Will Steffen, Australian Climate Commissioner, Executive Director of the ANU Climate Change Institute at Australian National University
The Conversation, 4 March 2013
The hottest summer on record. The hottest month on record. The hottest day ever recorded for the whole of Australia. Heatwaves, bushfires, record rainfall and floods – extreme events across the land. This was the angry summer.
The Climate Commission's latest report, The Angry Summer, assesses the events of this summer and the influence of climate change on them.
Australia is a land of "droughts and flooding rains". Our history is defined by extreme events. Black Friday in 1939, Cyclone Tracy in 1974, Ash Wednesday in 1983, Black Saturday in 2009 and the terrible floods of the last few years – disasters are etched into the Australian psyche. The angry summer continues this history of extremes.

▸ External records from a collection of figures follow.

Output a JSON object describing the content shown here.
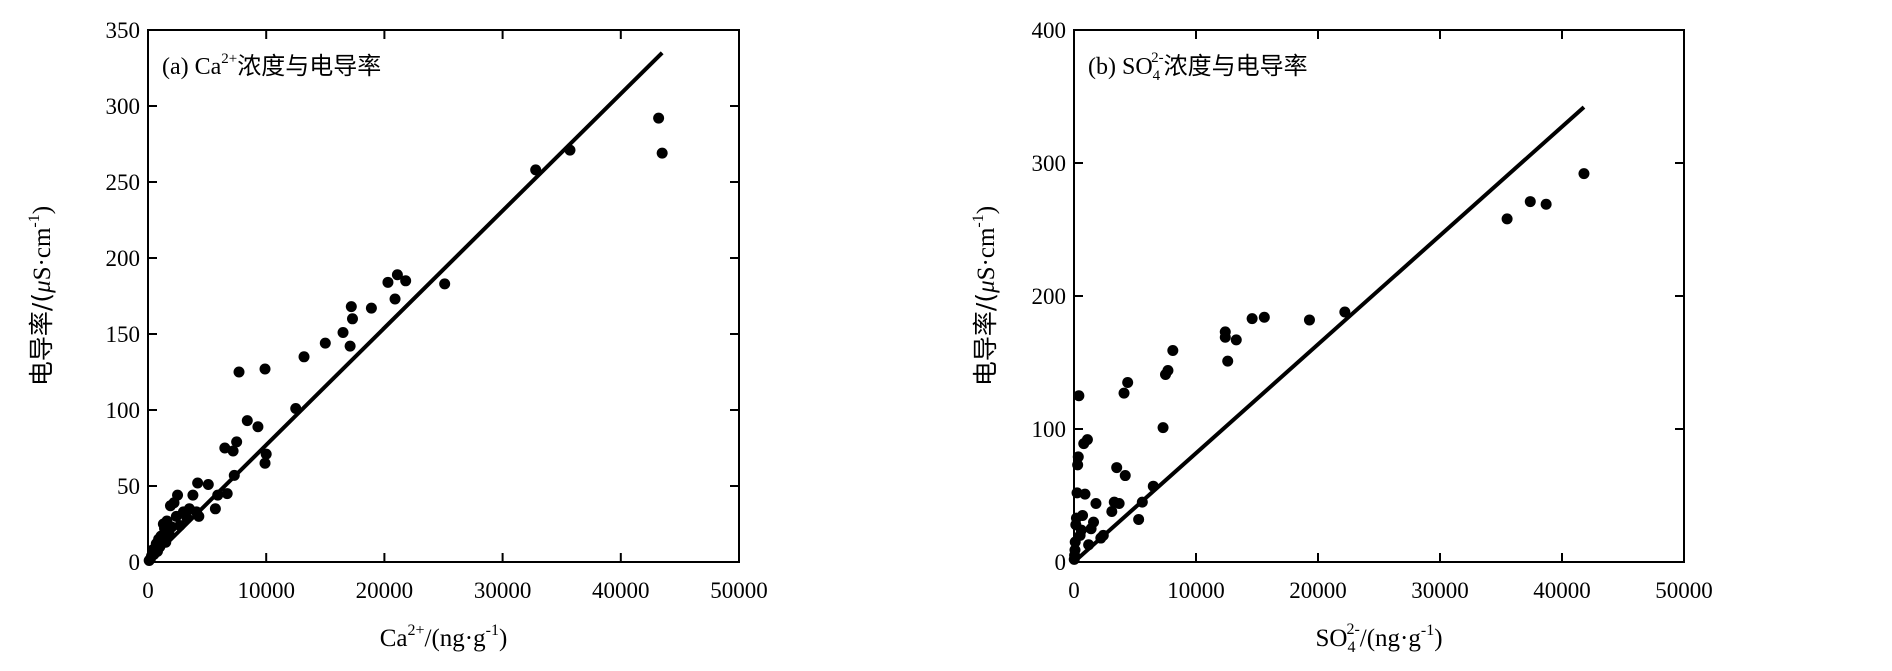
{
  "chart_data": [
    {
      "type": "scatter",
      "panel_title": {
        "prefix": "(a) Ca",
        "sup": "2+",
        "suffix": "浓度与电导率"
      },
      "xlabel": {
        "base": "Ca",
        "sup": "2+",
        "rest": "/(ng·g",
        "rest_sup": "-1",
        "tail": ")"
      },
      "ylabel": {
        "base": "电导率/(",
        "mu": "μ",
        "rest": "S·cm",
        "sup": "-1",
        "tail": ")"
      },
      "xlim": [
        0,
        50000
      ],
      "ylim": [
        0,
        350
      ],
      "x_ticks": [
        "0",
        "10000",
        "20000",
        "30000",
        "40000",
        "50000"
      ],
      "y_ticks": [
        "0",
        "50",
        "100",
        "150",
        "200",
        "250",
        "300",
        "350"
      ],
      "fit_line": {
        "x": [
          0,
          43500
        ],
        "y": [
          0,
          335
        ]
      },
      "points": [
        [
          43200,
          292
        ],
        [
          43500,
          269
        ],
        [
          35700,
          271
        ],
        [
          32800,
          258
        ],
        [
          25100,
          183
        ],
        [
          21800,
          185
        ],
        [
          21100,
          189
        ],
        [
          20900,
          173
        ],
        [
          20300,
          184
        ],
        [
          18900,
          167
        ],
        [
          17300,
          160
        ],
        [
          17200,
          168
        ],
        [
          17100,
          142
        ],
        [
          16500,
          151
        ],
        [
          15000,
          144
        ],
        [
          13200,
          135
        ],
        [
          12500,
          101
        ],
        [
          9900,
          127
        ],
        [
          10000,
          71
        ],
        [
          9900,
          65
        ],
        [
          9300,
          89
        ],
        [
          8400,
          93
        ],
        [
          7700,
          125
        ],
        [
          7500,
          79
        ],
        [
          7200,
          73
        ],
        [
          7300,
          57
        ],
        [
          6700,
          45
        ],
        [
          6500,
          75
        ],
        [
          5900,
          44
        ],
        [
          5700,
          35
        ],
        [
          5100,
          51
        ],
        [
          4300,
          30
        ],
        [
          4200,
          52
        ],
        [
          4100,
          33
        ],
        [
          3800,
          44
        ],
        [
          3500,
          35
        ],
        [
          3300,
          29
        ],
        [
          3000,
          33
        ],
        [
          2700,
          24
        ],
        [
          2500,
          44
        ],
        [
          2400,
          30
        ],
        [
          2200,
          39
        ],
        [
          2000,
          23
        ],
        [
          1900,
          37
        ],
        [
          1800,
          18
        ],
        [
          1600,
          27
        ],
        [
          1500,
          13
        ],
        [
          1400,
          22
        ],
        [
          1300,
          25
        ],
        [
          1100,
          17
        ],
        [
          1000,
          10
        ],
        [
          900,
          15
        ],
        [
          800,
          7
        ],
        [
          700,
          12
        ],
        [
          600,
          9
        ],
        [
          500,
          5
        ],
        [
          400,
          8
        ],
        [
          300,
          4
        ],
        [
          200,
          2
        ],
        [
          100,
          1
        ]
      ]
    },
    {
      "type": "scatter",
      "panel_title": {
        "prefix": "(b) SO",
        "sub": "4",
        "sup": "2-",
        "suffix": "浓度与电导率"
      },
      "xlabel": {
        "base": "SO",
        "sub": "4",
        "sup": "2-",
        "rest": "/(ng·g",
        "rest_sup": "-1",
        "tail": ")"
      },
      "ylabel": {
        "base": "电导率/(",
        "mu": "μ",
        "rest": "S·cm",
        "sup": "-1",
        "tail": ")"
      },
      "xlim": [
        0,
        50000
      ],
      "ylim": [
        0,
        400
      ],
      "x_ticks": [
        "0",
        "10000",
        "20000",
        "30000",
        "40000",
        "50000"
      ],
      "y_ticks": [
        "0",
        "100",
        "200",
        "300",
        "400"
      ],
      "fit_line": {
        "x": [
          0,
          41800
        ],
        "y": [
          0,
          342
        ]
      },
      "points": [
        [
          41800,
          292
        ],
        [
          38700,
          269
        ],
        [
          37400,
          271
        ],
        [
          35500,
          258
        ],
        [
          22200,
          188
        ],
        [
          19300,
          182
        ],
        [
          15600,
          184
        ],
        [
          14600,
          183
        ],
        [
          13300,
          167
        ],
        [
          12600,
          151
        ],
        [
          12400,
          173
        ],
        [
          12400,
          169
        ],
        [
          8100,
          159
        ],
        [
          7700,
          144
        ],
        [
          7500,
          141
        ],
        [
          7300,
          101
        ],
        [
          6500,
          57
        ],
        [
          5600,
          45
        ],
        [
          5300,
          32
        ],
        [
          4400,
          135
        ],
        [
          4100,
          127
        ],
        [
          4200,
          65
        ],
        [
          3700,
          44
        ],
        [
          3500,
          71
        ],
        [
          3300,
          45
        ],
        [
          3100,
          38
        ],
        [
          2400,
          20
        ],
        [
          2200,
          18
        ],
        [
          1800,
          44
        ],
        [
          1600,
          30
        ],
        [
          1400,
          25
        ],
        [
          1200,
          13
        ],
        [
          1100,
          92
        ],
        [
          900,
          51
        ],
        [
          800,
          89
        ],
        [
          700,
          35
        ],
        [
          600,
          24
        ],
        [
          500,
          20
        ],
        [
          400,
          125
        ],
        [
          350,
          79
        ],
        [
          300,
          73
        ],
        [
          250,
          52
        ],
        [
          200,
          33
        ],
        [
          150,
          28
        ],
        [
          100,
          15
        ],
        [
          80,
          9
        ],
        [
          50,
          5
        ],
        [
          20,
          2
        ]
      ]
    }
  ]
}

The angry summer is unusual for the record-breaking intensity and duration of the weather events. The season began with one of the driest periods on record from July to December. The heatwave in late December 2012 and the first weeks of January 2013 was unusually long and widespread. During this heat event more than 70% of Australia experienced extreme temperatures at some stage. The hot, dry weather contributed to dangerous bushfire conditions in many parts of Australia.
Later in the summer, parts of Queensland and New South Wales experienced record-breaking heavy rainfall, with daily rainfall of more than 400 millimetres in many locations. This rainfall produced severe flooding along the coast of Queensland and northern New South Wales.
All weather is influenced by climate change. The climate system is warmer and moister than it was 50 years ago, and this influences the nature, impact and intensity of extreme weather events. All of the extreme weather events of the angry summer occurred in a climate system that has vastly more heat compared to 50 years ago. That means that they were all influenced to some extent by a climate that is fundamentally shifting.
The average temperature in Australia has risen by 0.9°C since 1910. The change in average temperature has greater impacts at the margins of the temperature scale. It is highly likely that extreme hot weather will become more frequent and severe in Australia over the coming decades. Australia's angry summer shows that climate change is already adversely affecting Australians.
Looking towards the future, it is virtually certain that extreme hot weather will continue to become even more frequent and severe around the globe, including Australia, over the coming decades. It is also likely that the frequency of heavy rainfall will increase over many areas of the globe.
In Australia and around the world we need to take urgent action to reduce greenhouse gas emissions. The preventative action we take now and in the coming years will greatly influence the extent of climate change in the future, and therefore the severity of extreme weather events that our children and grandchildren will have to cope with.
This is the critical decade to get on with the job.